Mitternachtssonne auf den Lofoten

Falko Burghausen
Falko Burghausen
Veröffentlicht: vor 2 Jahren
Aktualisiert: vor 2 Wochen
Geschätzte Lesezeit: 12 Minuten
Mitternachtssonne auf den Lofoten

Wer die Mitternachtssonne auf den Lofoten hoch im Norden Norwegens erleben möchte, hat exakt 76 Tage Zeit dafür.
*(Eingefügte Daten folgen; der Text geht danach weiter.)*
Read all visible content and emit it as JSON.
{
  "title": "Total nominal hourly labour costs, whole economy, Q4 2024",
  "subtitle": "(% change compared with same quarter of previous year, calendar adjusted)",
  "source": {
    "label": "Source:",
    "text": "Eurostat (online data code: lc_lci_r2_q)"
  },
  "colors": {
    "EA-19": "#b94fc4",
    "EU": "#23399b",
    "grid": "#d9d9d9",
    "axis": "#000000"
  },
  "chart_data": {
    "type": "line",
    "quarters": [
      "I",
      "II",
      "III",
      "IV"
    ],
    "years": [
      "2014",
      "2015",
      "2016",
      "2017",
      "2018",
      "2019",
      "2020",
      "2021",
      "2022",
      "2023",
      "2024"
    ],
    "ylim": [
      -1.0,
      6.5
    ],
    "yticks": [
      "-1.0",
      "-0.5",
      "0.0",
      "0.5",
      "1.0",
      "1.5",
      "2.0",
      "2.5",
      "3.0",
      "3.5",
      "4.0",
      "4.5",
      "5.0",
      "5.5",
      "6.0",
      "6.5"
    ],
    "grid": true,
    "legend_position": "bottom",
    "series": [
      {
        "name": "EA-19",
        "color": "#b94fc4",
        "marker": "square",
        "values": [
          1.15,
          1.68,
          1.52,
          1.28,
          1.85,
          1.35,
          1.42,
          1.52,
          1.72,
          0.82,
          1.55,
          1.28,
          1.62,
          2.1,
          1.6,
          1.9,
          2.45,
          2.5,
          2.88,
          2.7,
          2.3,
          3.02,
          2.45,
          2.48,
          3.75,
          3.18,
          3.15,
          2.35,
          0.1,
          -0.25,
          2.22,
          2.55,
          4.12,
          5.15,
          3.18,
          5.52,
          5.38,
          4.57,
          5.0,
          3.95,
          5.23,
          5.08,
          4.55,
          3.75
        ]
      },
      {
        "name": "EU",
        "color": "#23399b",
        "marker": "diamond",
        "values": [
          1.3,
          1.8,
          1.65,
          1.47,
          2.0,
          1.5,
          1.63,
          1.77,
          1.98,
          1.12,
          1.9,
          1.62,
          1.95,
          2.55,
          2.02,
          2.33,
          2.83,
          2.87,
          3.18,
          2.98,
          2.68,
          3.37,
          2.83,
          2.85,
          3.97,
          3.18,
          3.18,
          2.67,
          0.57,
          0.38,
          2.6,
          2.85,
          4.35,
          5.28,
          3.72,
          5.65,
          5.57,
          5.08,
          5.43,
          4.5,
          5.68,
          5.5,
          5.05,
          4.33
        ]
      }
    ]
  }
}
Jedes Jahr zwischen Ende Mai und Mitte Juli steht die Sonne täglich 24 Stunden lang am Horizont – das exakte Gegenteil zur Winterzeit, wo die Sonne während der Polarnacht für einige Zeit gar nicht aufgeht.

Wie genau aber entsteht dieses Phänomen der Mitternachtssonne und wie kommt es, dass wir uns 24 Stunden lang einen Sonnenbrand holen können? Wir starten unsere Erkundung am norwegischen Polarsirkelsenteret.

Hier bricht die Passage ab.